Free Writing Prospectus
Filed Pursuant to Rule 433
Relating to the Preliminary Prospectus Supplement
dated February 27, 2015
To the Prospectus dated July 30, 2013
Registration Statement No. 333-190259
Moodys Corporation
Pricing Term Sheet
February 27, 2015
1.75% Senior Unsecured Notes due 2027
Issuer: | Moodys Corporation | |
Size: | 500 million | |
Maturity: | March 9, 2027 | |
Coupon (Interest Rate): | 1.75% | |
Form of Notes: | SEC Registered | |
Price to Public: | 99.989% of face amount | |
Yield to Maturity: | 1.751% | |
Spread to Benchmark Security: | + 143.6 basis points | |
Benchmark Security: | DBR 0.5% due Feb. 2025 | |
Benchmark Security Price and Yield: | 101.810 / 0.315% | |
Mid-Swap Yield: | 0.801% | |
Re-Offer Yield: | 1.751% | |
Re-Offer Spread to Mid-Swaps: | +95 bps | |
Day Count Convention: | ACTUAL/ACTUAL (ICMA) | |
Business Day Convention: | Each Monday, Tuesday, Wednesday, Thursday or Friday that is not a day on which banking institutions in The City of New York or the City of London are generally authorized or obligated by law or executive order to be closed and is a day on which the Trans-European Automated Real-time Gross Settlement Express Transfer system (the TARGET2 system), or any successor thereto, operates. | |
Interest Payment Dates: | Annually on each March 9 commencing on March 9, 2016 | |
Make-whole Call: | Callable at any time prior to December 9, 2026 (90 days prior to Maturity) at the greater of par and the make-whole redemption price (Comparable Government Bond plus 25 basis points) plus accrued and unpaid interest, if any. | |
Par Call: | On or after December 9, 2026 (90 days prior to maturity) plus accrued and unpaid interest, if any. | |
Change of Control: | If there is a change of control triggering event, each holder of notes may require Moodys Corporation to repurchase some or all of its notes at a purchase price equal to 101% of the aggregate principal amount of the notes repurchased, plus any accrued and unpaid interest up to, but not including, the repurchase date. | |
CUSIP/ISIN/Common Code: | 615369 AF2 / XS1117298163 / 111729816 |
Listing: | The Company intends to apply to list the Notes on the New York Stock Exchange and expects trading in the Notes to begin within 30 days of their issuance. | |
Denominations: | 100,000 × 1,000 | |
Trade Date: | February 27, 2015 | |
Settlement: | T+6; March 9, 2015 | |
Rating:* | BBB+ by Standard & Poors Rating Services | |
Joint Book-Running Managers: | J.P. Morgan Securities plc Merrill Lynch International The Royal Bank of Scotland plc | |
Lead Managers: | Citigroup Global Markets Limited Mitsubishi UFJ Securities International plc | |
Co-Managers: | Fifth Third Securities, Inc.
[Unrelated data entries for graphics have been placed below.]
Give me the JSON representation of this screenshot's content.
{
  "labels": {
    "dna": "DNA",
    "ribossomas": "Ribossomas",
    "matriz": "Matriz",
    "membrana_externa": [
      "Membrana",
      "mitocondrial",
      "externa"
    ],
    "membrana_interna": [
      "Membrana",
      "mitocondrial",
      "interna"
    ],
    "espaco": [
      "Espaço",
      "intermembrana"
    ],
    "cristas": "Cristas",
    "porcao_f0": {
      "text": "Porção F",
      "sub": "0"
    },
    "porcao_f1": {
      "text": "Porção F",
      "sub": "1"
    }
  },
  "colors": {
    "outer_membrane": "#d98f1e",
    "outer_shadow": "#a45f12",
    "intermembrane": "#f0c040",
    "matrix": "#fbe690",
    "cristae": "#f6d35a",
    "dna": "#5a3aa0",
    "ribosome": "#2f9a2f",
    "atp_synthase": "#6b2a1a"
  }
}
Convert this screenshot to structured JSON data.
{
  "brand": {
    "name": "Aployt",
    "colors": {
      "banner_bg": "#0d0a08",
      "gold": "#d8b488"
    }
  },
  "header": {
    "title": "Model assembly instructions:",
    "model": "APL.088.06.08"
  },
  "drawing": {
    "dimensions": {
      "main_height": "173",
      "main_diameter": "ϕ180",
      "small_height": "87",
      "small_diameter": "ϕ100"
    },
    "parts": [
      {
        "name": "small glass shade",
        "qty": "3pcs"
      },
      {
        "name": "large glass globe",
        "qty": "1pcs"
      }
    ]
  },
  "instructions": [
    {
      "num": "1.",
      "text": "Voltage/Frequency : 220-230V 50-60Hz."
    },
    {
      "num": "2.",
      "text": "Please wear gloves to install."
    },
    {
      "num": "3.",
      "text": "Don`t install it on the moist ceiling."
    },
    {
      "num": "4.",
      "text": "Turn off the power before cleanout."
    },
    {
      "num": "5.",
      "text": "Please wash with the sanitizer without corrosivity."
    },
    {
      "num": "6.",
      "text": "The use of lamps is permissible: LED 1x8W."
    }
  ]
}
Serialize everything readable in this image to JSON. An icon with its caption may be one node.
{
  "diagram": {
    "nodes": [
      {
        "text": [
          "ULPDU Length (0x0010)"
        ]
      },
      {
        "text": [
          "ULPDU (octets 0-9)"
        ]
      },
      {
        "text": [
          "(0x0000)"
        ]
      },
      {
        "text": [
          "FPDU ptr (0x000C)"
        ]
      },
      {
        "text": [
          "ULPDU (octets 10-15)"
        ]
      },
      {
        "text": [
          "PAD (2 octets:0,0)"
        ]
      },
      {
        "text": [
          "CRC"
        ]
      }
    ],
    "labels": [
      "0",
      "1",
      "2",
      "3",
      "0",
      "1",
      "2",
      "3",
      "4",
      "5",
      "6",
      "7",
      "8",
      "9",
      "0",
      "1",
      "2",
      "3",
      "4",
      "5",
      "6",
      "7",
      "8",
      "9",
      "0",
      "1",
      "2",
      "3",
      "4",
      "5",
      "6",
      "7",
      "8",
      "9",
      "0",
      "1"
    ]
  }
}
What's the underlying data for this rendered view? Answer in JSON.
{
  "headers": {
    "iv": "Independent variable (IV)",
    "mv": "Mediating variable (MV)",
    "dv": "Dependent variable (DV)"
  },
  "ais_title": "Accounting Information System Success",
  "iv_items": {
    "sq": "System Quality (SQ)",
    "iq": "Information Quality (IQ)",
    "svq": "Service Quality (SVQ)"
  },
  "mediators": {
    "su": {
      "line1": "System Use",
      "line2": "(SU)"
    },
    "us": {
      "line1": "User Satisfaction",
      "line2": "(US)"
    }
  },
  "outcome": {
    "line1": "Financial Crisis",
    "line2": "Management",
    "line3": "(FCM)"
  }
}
Goldman, Sachs & Co. Lloyds Bank plc PNC Capital Markets LLC Scotiabank Europe plc The Toronto-Dominion Bank U.S. Bancorp Investments, Inc. The Williams Capital Group, L.P. SMBC Nikko Capital Markets Limited | |
Use of Proceeds: | Net proceeds from this offering are expected to be used for general corporate purposes. |
* | Note: A securities rating is not a recommendation to buy, sell or hold securities and may be subject to revision or withdrawal at any time. |
We expect that delivery of the notes will be made against payment therefore on or about the closing date which will be on or about the 6th business day following the date of pricing of the notes (this settlement cycle being referred to as T+6). Under Rule 15c6-l of the Exchange Act, trades in the secondary market are generally required to settle in three business days, unless the parties to any such trade expressly agree otherwise. Accordingly, purchasers who wish to trade notes on the date of pricing or the next succeeding three business days will be required, by virtue of the fact that the notes initially will settle in T+6, to specify an alternative settlement cycle at the time of any such trade to prevent a failed settlement. Purchasers of the notes who wish to trade the notes on the date of pricing or succeeding three business days should consult their own advisor.
The issuer has filed a registration statement (including a prospectus) with the SEC for the offering to which this communication relates. Before you invest, you should read the prospectus in that registration statement and other documents the issuer has filed with the SEC for more complete information about the issuer and this offering. You may get these documents for free by visiting EDGAR on the SEC Web site at www.sec.gov. Alternatively, the issuer, any underwriter or any dealer participating in the offering will arrange to send you the prospectus if you request it by calling J.P. Morgan Securities plc at 1-212-834-4533, Merrill Lynch International at 1-800-294-1322 or The Royal Bank of Scotland plc toll free at 1-866-884-2071.